Jean met Éva en contact avec un prêtre qui œuvre dans une église hongroise et lui présente d’autres Hongrois arrivés avant la guerre. Mais elle ne s’« identifie pas à cette communauté », et « fait son chemin sans eux ». Quelques jours après son arrivée, Jean guide Éva à l’hôpital Sacré-Cœur où elle passe une entrevue d’embauche dans un « français raboteux ». Elle est engagée, mais le travail ne débute que deux semaines plus tard. Comment vivre pendant cette période? Une troisième rencontre apporte la solution à cette question stressante : un libraire de la rue Saint-Laurent indique à Éva qu’un nouvel hôpital vient d’être construit et qu’on y cherche certainement du personnel.

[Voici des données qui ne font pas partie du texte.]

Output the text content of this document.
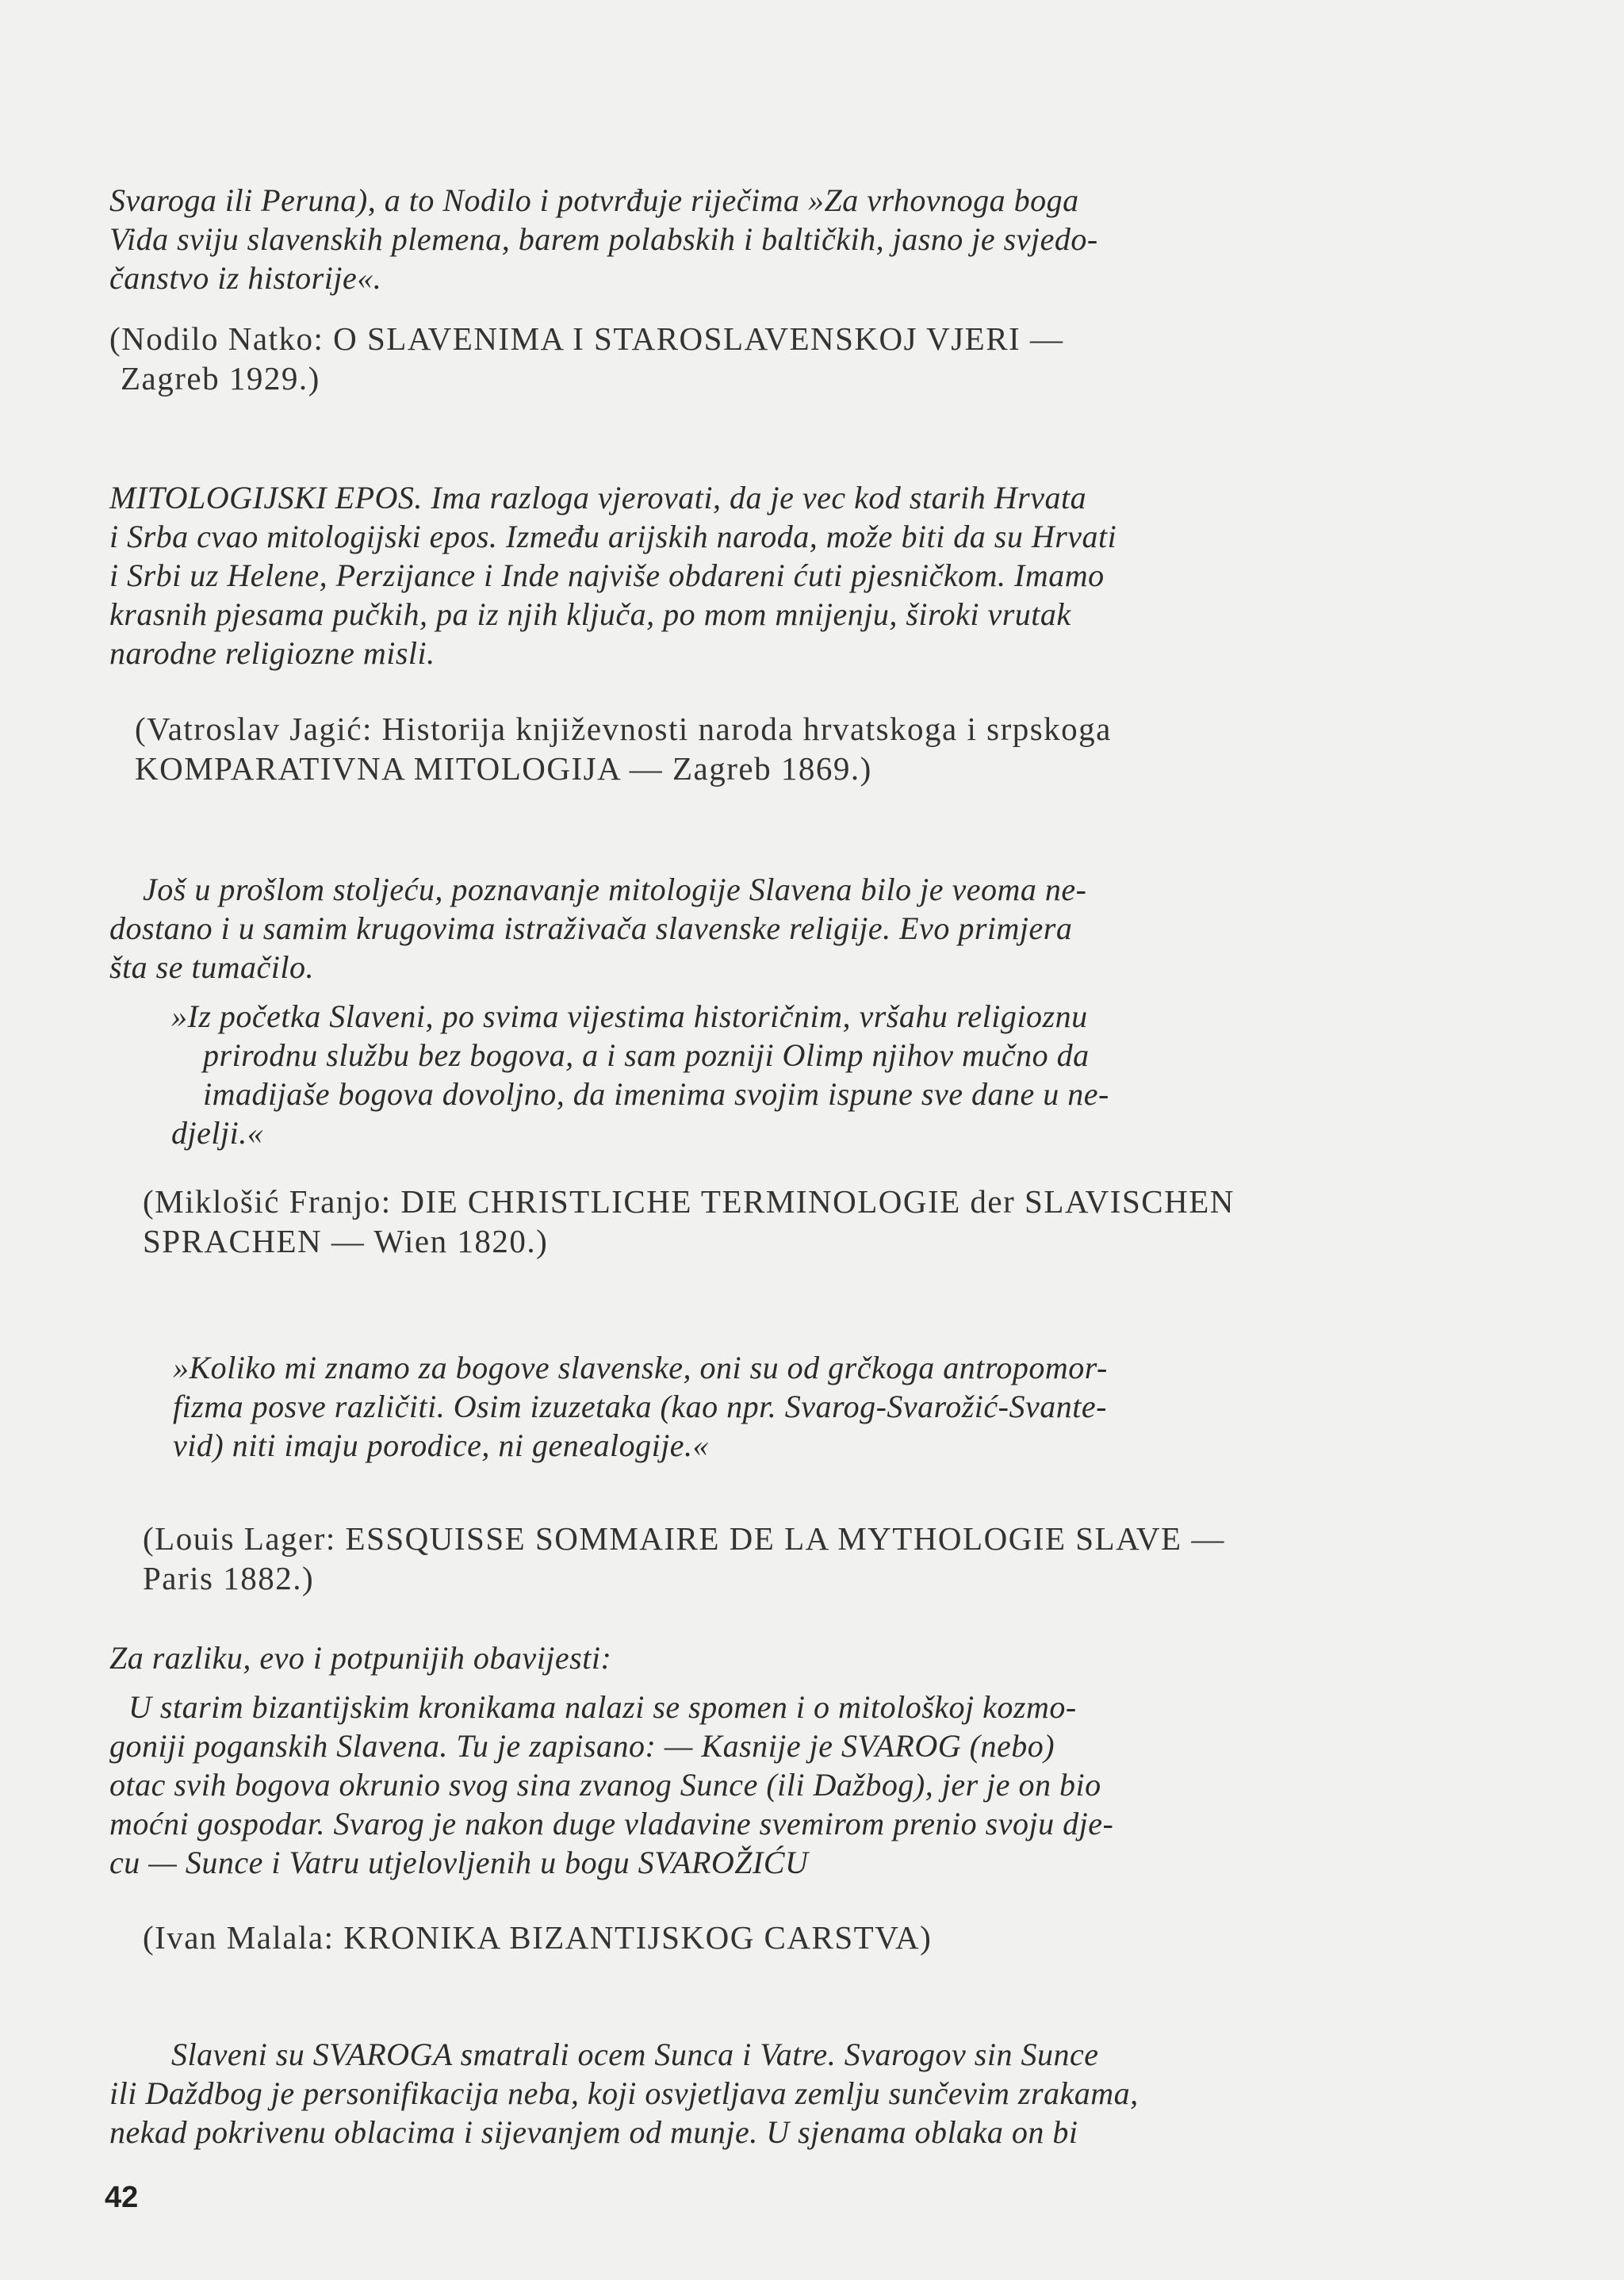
Svaroga ili Peruna), a to Nodilo i potvrđuje riječima »Za vrhovnoga boga
Vida sviju slavenskih plemena, barem polabskih i baltičkih, jasno je svjedo-
čanstvo iz historije«.
(Nodilo Natko: O SLAVENIMA I STAROSLAVENSKOJ VJERI —
Zagreb 1929.)
MITOLOGIJSKI EPOS. Ima razloga vjerovati, da je vec kod starih Hrvata
i Srba cvao mitologijski epos. Između arijskih naroda, može biti da su Hrvati
i Srbi uz Helene, Perzijance i Inde najviše obdareni ćuti pjesničkom. Imamo
krasnih pjesama pučkih, pa iz njih ključa, po mom mnijenju, široki vrutak
narodne religiozne misli.
(Vatroslav Jagić: Historija književnosti naroda hrvatskoga i srpskoga
KOMPARATIVNA MITOLOGIJA — Zagreb 1869.)
Još u prošlom stoljeću, poznavanje mitologije Slavena bilo je veoma ne-
dostano i u samim krugovima istraživača slavenske religije. Evo primjera
šta se tumačilo.
»Iz početka Slaveni, po svima vijestima historičnim, vršahu religioznu
prirodnu službu bez bogova, a i sam pozniji Olimp njihov mučno da
imadijaše bogova dovoljno, da imenima svojim ispune sve dane u ne-
djelji.«
(Miklošić Franjo: DIE CHRISTLICHE TERMINOLOGIE der SLAVISCHEN
SPRACHEN — Wien 1820.)
»Koliko mi znamo za bogove slavenske, oni su od grčkoga antropomor-
fizma posve različiti. Osim izuzetaka (kao npr. Svarog-Svarožić-Svante-
vid) niti imaju porodice, ni genealogije.«
(Louis Lager: ESSQUISSE SOMMAIRE DE LA MYTHOLOGIE SLAVE —
Paris 1882.)
Za razliku, evo i potpunijih obavijesti:
U starim bizantijskim kronikama nalazi se spomen i o mitološkoj kozmo-
goniji poganskih Slavena. Tu je zapisano: — Kasnije je SVAROG (nebo)
otac svih bogova okrunio svog sina zvanog Sunce (ili Dažbog), jer je on bio
moćni gospodar. Svarog je nakon duge vladavine svemirom prenio svoju dje-
cu — Sunce i Vatru utjelovljenih u bogu SVAROŽIĆU
(Ivan Malala: KRONIKA BIZANTIJSKOG CARSTVA)
Slaveni su SVAROGA smatrali ocem Sunca i Vatre. Svarogov sin Sunce
ili Daždbog je personifikacija neba, koji osvjetljava zemlju sunčevim zrakama,
nekad pokrivenu oblacima i sijevanjem od munje. U sjenama oblaka on bi
42
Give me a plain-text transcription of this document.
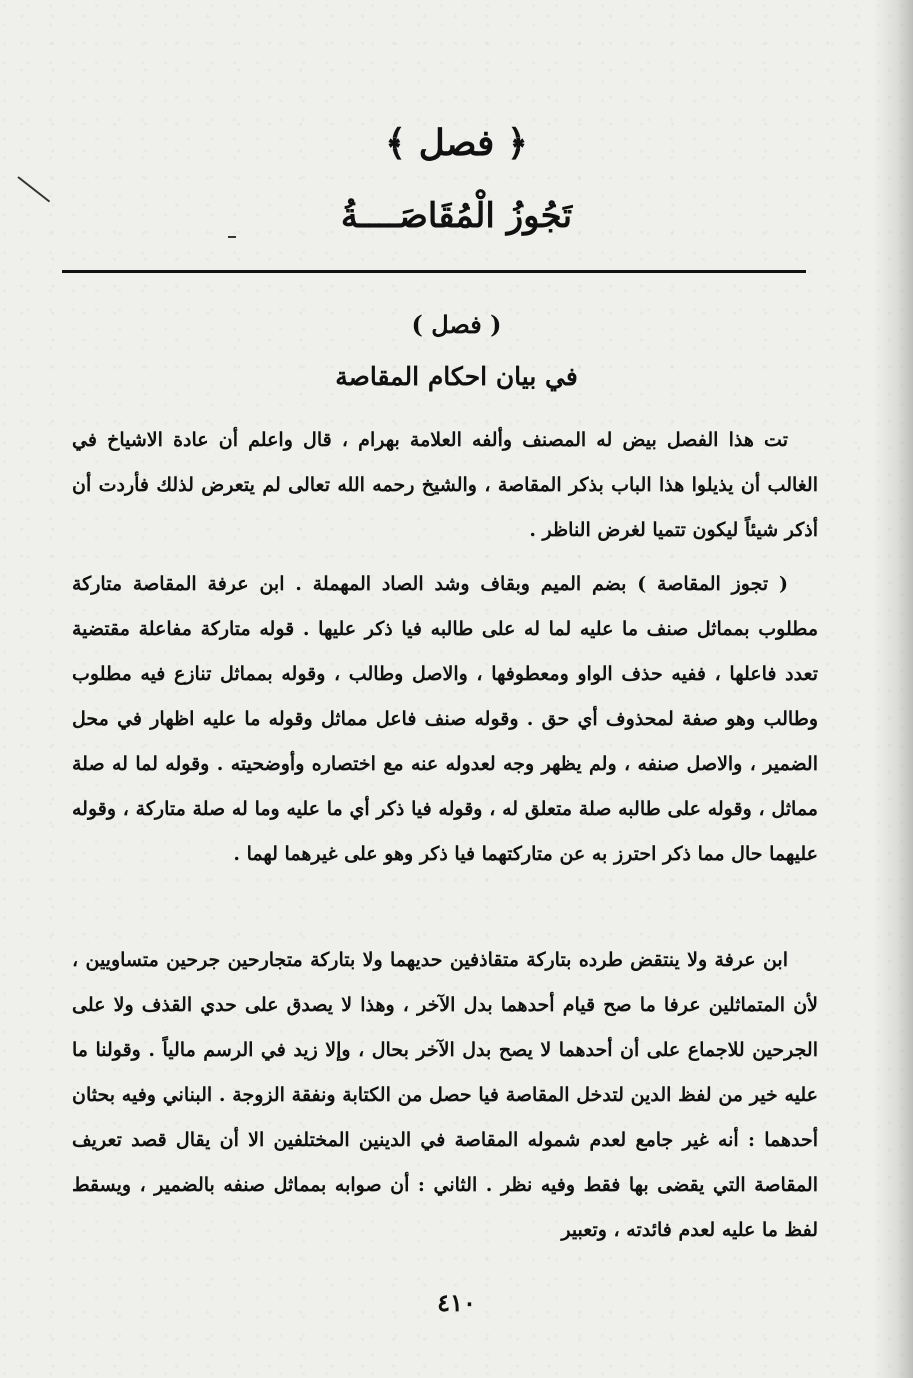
﴿ فصل ﴾
تَجُوزُ الْمُقَاصَــــةُ
( فصل )
في بيان احكام المقاصة

تت هذا الفصل بيض له المصنف وألفه العلامة بهرام ، قال واعلم أن عادة الاشياخ في الغالب أن يذيلوا هذا الباب بذكر المقاصة ، والشيخ رحمه الله تعالى لم يتعرض لذلك فأردت أن أذكر شيئاً ليكون تتميا لغرض الناظر .

( تجوز المقاصة ) بضم الميم وبقاف وشد الصاد المهملة . ابن عرفة المقاصة متاركة مطلوب بمماثل صنف ما عليه لما له على طالبه فيا ذكر عليها . قوله متاركة مفاعلة مقتضية تعدد فاعلها ، ففيه حذف الواو ومعطوفها ، والاصل وطالب ، وقوله بمماثل تنازع فيه مطلوب وطالب وهو صفة لمحذوف أي حق . وقوله صنف فاعل مماثل وقوله ما عليه اظهار في محل الضمير ، والاصل صنفه ، ولم يظهر وجه لعدوله عنه مع اختصاره وأوضحيته . وقوله لما له صلة مماثل ، وقوله على طالبه صلة متعلق له ، وقوله فيا ذكر أي ما عليه وما له صلة متاركة ، وقوله عليهما حال مما ذكر احترز به عن متاركتهما فيا ذكر وهو على غيرهما لهما .

ابن عرفة ولا ينتقض طرده بتاركة متقاذفين حديهما ولا بتاركة متجارحين جرحين متساويين ، لأن المتماثلين عرفا ما صح قيام أحدهما بدل الآخر ، وهذا لا يصدق على حدي القذف ولا على الجرحين للاجماع على أن أحدهما لا يصح بدل الآخر بحال ، وإلا زيد في الرسم مالياً . وقولنا ما عليه خير من لفظ الدين لتدخل المقاصة فيا حصل من الكتابة ونفقة الزوجة . البناني وفيه بحثان أحدهما : أنه غير جامع لعدم شموله المقاصة في الدينين المختلفين الا أن يقال قصد تعريف المقاصة التي يقضى بها فقط وفيه نظر . الثاني : أن صوابه بمماثل صنفه بالضمير ، ويسقط لفظ ما عليه لعدم فائدته ، وتعبير

٤١٠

Éva se rend donc à l’hôpital, aujourd’hui appelé Maisonneuve-Rosemont, où elle est immédiatement engagée pour garder les bébés. Elle y rencontre une infirmière qui, comme elle, cherche un logement. Elles décident de partager un appartement, ce qui résout un autre problème épineux! C’est la fin d’une période difficile pour l’infirmière de 19 ans, qui souhaitait ardemment trouver un travail, une place, une vie. En effet, Éva, seule et à des milliers de kilomètres de sa patrie, se pose de nombreuses questions et a peur. « Mais de quoi as-tu peur? », s’interroge-t-elle. « Il n’y a pas de bombes qui tombent ici, ni même de policier qui te cherche », se rassure-t-elle. « J’étais seule et libre, mais c’est difficile d’assumer la liberté », explique maintenant madame Böröcz.
Le nouvel emploi d’Éva marque donc un tournant dans sa vie : « Ça allait bien. J’étais tellement heureuse de travailler. » De plus, madame Böröcz estime que son « véritable apprentissage de la langue a commencé à ce moment-là ». Quand elle s’est installée à Montréal, elle s’est demandé si elle devait apprendre l’anglais ou le français. Elle s’est tournée vers la langue qu’elle connaissait alors un peu et dont elle aimait la sonorité. « Je lisais sans arrêt, je pouvais tenir une conversation ordinaire, je comprenais tout ce qu’on me demandait », se souvient Éva, qui ajoute : « Je m’adaptais tranquillement. Je m’intégrais mais je ne m’assimilais pas, comme me l’avait conseillé mon ami libraire. »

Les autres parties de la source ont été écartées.